Read More: IMF Demands Pakistan Arrange Fresh Loans Worth $8 Billion to Meet External Debt Repayments

The government has three options, according to Tawfiq: creating some fiscal space to boost the national economy, restructuring public debt, or paying off debt through printing new currency notes. Restructuring the debt carries high solvency risks for some domestic banks, while printing new currency notes would further increase inflation in the country, which is already running at a six-decade high of 36.4%. 
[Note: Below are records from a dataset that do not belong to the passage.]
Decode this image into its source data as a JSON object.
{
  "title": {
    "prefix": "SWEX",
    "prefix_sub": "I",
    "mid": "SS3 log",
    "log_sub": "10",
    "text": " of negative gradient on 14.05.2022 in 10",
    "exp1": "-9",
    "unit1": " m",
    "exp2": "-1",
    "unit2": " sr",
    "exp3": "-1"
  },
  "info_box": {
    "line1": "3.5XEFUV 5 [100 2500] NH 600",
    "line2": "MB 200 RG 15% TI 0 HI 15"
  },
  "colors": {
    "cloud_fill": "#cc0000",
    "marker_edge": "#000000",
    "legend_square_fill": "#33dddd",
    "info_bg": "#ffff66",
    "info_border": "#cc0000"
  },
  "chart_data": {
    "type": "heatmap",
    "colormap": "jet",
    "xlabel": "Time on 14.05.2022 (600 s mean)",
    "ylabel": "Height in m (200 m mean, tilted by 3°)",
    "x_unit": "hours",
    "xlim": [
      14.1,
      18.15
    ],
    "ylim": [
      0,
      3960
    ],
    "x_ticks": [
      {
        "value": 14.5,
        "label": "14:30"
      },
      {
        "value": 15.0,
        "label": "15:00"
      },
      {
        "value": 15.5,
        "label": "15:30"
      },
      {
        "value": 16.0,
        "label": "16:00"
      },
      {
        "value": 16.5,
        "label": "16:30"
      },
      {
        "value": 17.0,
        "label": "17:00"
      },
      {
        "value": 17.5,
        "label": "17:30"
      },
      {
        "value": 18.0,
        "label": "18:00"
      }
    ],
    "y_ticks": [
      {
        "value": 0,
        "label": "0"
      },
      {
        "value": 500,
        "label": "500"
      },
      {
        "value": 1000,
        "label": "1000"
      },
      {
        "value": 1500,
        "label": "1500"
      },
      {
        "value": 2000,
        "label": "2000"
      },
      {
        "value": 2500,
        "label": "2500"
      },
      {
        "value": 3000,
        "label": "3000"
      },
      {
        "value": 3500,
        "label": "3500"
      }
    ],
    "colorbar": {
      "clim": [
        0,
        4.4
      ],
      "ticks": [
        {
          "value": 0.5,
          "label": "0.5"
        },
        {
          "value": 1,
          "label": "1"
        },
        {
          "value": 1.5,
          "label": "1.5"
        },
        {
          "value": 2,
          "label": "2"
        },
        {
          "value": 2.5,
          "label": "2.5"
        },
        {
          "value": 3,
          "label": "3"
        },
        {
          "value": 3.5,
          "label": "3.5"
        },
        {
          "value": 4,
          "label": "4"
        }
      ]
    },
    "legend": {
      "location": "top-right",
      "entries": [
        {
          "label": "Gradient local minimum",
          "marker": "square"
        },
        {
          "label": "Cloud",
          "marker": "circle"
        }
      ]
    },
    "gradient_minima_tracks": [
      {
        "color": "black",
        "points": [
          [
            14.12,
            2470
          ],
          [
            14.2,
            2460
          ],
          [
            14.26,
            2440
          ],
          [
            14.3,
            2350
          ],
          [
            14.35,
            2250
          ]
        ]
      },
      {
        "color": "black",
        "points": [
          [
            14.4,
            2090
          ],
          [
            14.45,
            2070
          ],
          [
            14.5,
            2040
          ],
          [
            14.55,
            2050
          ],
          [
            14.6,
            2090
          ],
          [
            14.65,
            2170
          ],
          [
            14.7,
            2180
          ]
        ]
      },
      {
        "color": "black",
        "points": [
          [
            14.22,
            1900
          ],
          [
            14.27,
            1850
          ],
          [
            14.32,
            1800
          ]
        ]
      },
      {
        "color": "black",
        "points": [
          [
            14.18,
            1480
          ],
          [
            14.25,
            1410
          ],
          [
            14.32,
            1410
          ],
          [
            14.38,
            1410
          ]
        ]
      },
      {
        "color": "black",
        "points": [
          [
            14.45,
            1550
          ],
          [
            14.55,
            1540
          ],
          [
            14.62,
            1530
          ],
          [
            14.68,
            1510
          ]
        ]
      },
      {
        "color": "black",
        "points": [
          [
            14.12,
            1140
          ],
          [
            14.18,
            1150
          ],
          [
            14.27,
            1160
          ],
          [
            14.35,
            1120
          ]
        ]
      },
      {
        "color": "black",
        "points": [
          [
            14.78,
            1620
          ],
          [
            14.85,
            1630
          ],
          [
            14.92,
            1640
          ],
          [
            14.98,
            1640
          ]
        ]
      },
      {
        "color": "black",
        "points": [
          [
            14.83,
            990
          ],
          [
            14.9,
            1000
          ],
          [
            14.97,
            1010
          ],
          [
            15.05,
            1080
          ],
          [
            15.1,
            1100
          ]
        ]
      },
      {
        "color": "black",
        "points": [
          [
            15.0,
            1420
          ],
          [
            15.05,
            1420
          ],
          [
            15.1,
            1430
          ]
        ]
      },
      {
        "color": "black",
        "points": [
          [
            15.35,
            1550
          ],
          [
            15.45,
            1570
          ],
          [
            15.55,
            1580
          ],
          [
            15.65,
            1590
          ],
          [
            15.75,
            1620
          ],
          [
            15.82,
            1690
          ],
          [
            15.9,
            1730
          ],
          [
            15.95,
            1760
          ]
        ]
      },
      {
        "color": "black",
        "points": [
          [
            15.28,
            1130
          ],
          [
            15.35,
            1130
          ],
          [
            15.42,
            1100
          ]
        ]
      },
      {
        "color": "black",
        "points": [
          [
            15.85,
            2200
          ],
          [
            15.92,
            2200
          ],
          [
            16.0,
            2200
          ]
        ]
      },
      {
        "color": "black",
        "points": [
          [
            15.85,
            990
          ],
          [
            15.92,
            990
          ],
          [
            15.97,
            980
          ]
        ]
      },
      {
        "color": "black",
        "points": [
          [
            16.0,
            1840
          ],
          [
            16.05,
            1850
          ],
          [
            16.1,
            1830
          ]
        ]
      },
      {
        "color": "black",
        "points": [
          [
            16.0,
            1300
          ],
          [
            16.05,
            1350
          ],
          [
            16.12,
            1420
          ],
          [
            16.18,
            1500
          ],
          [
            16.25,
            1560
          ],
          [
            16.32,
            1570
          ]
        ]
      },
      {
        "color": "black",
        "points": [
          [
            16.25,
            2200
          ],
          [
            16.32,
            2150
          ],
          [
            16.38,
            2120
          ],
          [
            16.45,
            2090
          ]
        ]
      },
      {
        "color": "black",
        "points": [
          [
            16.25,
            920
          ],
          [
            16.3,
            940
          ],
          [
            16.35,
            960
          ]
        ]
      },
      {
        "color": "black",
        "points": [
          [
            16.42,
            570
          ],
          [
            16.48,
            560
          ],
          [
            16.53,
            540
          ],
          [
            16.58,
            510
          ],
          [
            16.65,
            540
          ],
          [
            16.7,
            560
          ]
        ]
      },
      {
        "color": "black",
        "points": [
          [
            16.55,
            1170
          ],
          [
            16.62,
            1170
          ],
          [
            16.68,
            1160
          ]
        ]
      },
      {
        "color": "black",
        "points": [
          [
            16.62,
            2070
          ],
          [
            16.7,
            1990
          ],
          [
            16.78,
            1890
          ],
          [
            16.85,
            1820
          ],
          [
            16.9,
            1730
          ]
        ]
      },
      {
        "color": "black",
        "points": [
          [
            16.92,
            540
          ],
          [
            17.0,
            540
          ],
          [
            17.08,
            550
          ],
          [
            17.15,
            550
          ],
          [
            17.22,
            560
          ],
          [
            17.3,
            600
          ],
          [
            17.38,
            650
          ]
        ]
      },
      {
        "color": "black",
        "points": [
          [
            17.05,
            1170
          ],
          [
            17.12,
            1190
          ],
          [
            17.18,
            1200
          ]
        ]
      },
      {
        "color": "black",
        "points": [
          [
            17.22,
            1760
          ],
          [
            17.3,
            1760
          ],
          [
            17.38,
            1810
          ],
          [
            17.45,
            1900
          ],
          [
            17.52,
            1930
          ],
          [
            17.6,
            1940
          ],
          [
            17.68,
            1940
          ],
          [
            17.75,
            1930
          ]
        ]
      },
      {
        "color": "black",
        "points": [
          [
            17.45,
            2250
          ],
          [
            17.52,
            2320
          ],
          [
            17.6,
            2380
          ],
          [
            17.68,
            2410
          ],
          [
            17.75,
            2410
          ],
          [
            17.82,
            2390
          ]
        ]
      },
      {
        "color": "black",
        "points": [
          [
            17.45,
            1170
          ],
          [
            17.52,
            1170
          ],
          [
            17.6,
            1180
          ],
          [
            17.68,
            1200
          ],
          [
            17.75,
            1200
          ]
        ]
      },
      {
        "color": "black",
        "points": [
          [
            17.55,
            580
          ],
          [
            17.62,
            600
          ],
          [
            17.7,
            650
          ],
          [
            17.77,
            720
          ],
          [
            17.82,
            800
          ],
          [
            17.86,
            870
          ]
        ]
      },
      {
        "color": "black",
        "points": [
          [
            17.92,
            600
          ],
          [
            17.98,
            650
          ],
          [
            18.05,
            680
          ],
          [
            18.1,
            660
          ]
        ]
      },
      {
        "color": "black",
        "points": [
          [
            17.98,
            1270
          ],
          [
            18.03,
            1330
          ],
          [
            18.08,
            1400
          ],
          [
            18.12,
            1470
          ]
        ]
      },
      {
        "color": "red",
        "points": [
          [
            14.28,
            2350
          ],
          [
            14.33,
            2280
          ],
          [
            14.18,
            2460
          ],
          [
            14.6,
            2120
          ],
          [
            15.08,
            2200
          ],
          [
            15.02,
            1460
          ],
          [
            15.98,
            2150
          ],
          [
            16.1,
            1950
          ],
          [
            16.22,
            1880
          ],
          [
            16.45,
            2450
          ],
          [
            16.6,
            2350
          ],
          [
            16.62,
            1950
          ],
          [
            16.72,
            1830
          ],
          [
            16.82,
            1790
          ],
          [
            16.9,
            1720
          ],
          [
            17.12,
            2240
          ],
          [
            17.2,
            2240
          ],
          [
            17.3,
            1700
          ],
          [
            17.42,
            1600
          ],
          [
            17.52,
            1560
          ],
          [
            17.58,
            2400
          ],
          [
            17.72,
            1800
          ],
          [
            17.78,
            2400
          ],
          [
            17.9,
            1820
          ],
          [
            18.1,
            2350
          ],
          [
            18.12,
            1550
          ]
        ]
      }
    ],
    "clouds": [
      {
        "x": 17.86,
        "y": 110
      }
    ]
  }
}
Banks are currently offering financing at a historically high markup of 22% in the backdrop of the surge in central bank’s key policy rate to 21%. The breakdown of central bank data shows that the government aims to borrow Rs7.50 trillion by selling three to 12-month treasury bills during May-July 2023. It also plans to borrow another Rs1.49 trillion via auction of two-year to 30-year Pakistan Investment Bonds at fixed and floating rates and acquire financing of Rs450 billion by selling Sukuk to Shariah-compliant banks over three months. 

The government is scheduled to pay Rs7.08 trillion for the maturing T-bills mainly in installments around June 2023 and has to pay off Rs647 billion for the maturing long-term PIBs in May to July.